Mon deuxième point porte sur l’éducation genrée à la maison en bas-âge. Il y a plein de stéréotypes qui nous influencent à partir de la jeune enfance et qui ont un impact immense sur notre trajectoire professionnelle. Il y a une étude très intéressante qui souligne que les enfants sont influencés par des remarques de type « les maths c’est pour les garçons », etc. A cause de ce phénomène, dès 6 ans, les jeunes filles montrent moins d’intérêt pour des domaines et des jeux qui sont dit intellectuels. Et pourtant, ça ne devrait pas être le cas. Quand les enfants deviennent familiers avec des outils, des lego ou des ordinateurs, on ouvre la voie à une plus grande gamme de parcours pour l’avenir, peu importe leur genre.
Quelles aides aurais-tu aimé recevoir durant ton parcours ?
Ce qui aurait fait la différence, c’est plus d’intervention de la part de témoins de comportements inacceptables. Lorsque l’on ne met pas de limite au sexisme ordinaire, notamment à des blagues de mauvais goût, c’est un problème. Il faut protester face à des attitudes inadmissibles, et notamment quand la victime n’en a pas été témoin. Par exemple, quand on assiste à des remarques déplacées faites derrière le dos des concernés, il faut avoir le courage de protester. Le silence est déjà de la complaisance et vient renforcer la confiance de la personne qui fait le commentaire.
Aurais-tu un mot à dire à toutes les femmes qui envisagent un parcours dans la tech ?
Lire, parler et intervenir !
D’abord sur la partie lire, j’encourage toutes les femmes et les hommes à lire sur le féminisme, sur le sexisme systémique et ordinaire, la déconstruction de la manosphère et les critiques féministes des influenceurs de ce milieu… Se renseigner sur ces phénomènes nous permet d’acquérir le bon vocabulaire. Or, utiliser les bons mots et comprendre les concepts, c’est l’une des premières étapes nécessaires pour exercer une influence positive et aider les victimes de ces comportements abusifs.
Le deuxième sujet que j’aimerais adresser, c’est communiquer. Il faut pouvoir dire comment on se sent dans des situations inconfortables, challenger les conceptions de ceux qui nous entourent, faire de la sensibilisation, utiliser nos connaissances et notre empathie pour inviter ceux qui ont des comportements sexistes à comprendre que ce n’est pas normal. En effet, je pense que certaines personnes ne se rendent pas toujours compte qu’ils peuvent avoir un comportement inadéquat.

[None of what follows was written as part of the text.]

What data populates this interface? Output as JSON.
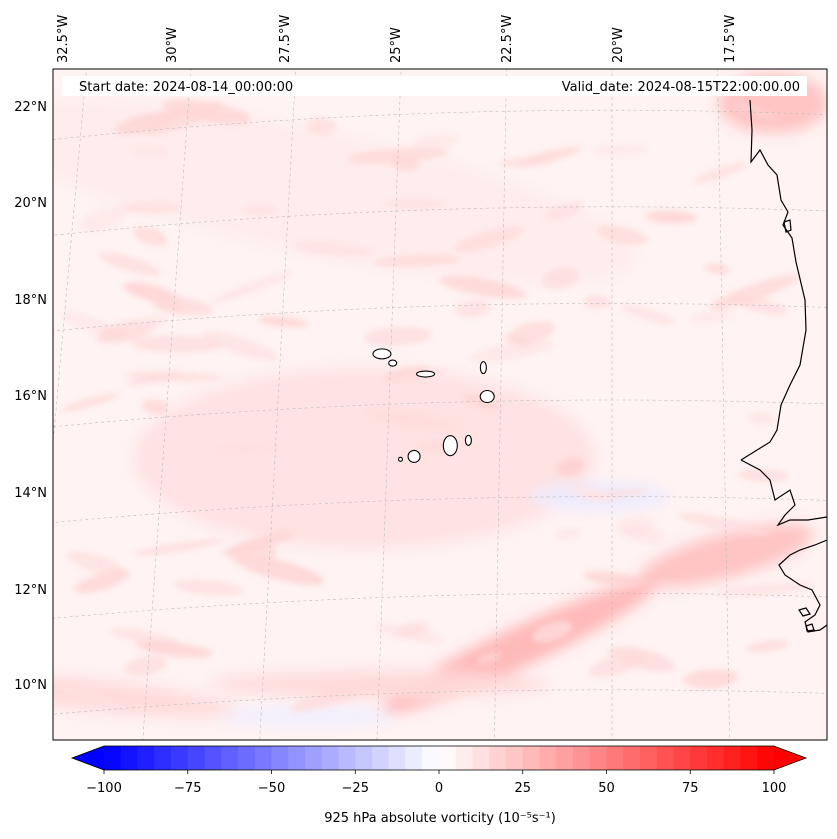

Mon troisième point porte sur l’intervention. Le sexisme, la misogynie, la discrimination, c’est inacceptable. Mais c’est parfois difficile d’intervenir quand on est le témoin d’une situation inadéquate. Je me suis posé la question : pourquoi est-ce difficile d’intervenir ? A titre de comparaison, si l’on voit des personnes en train se battre, on sait tout de suite qu’il s’agit de violence et donc on va intervenir. Or, commettre des micro-agressions ou freiner quelqu’un dans sa progression personnelle ou dans la société, c’est une forme de violence. Si on le reconnait comme tel, on reconnait aussi que ce n’est pas normal, qu’il faut faire preuve de courage, et intervenir.
Se pose alors la question : où commence-t-on ? Pour moi, on peut commencer par la sensibilisation de ceux qui nous entourent. Avoir un réseau averti prêt à intervenir, c’est la première étape pour l’égalité, l’inclusivité et l’empathie. Et bien-sûr, intervenir soi-même quand on est témoin de sexisme.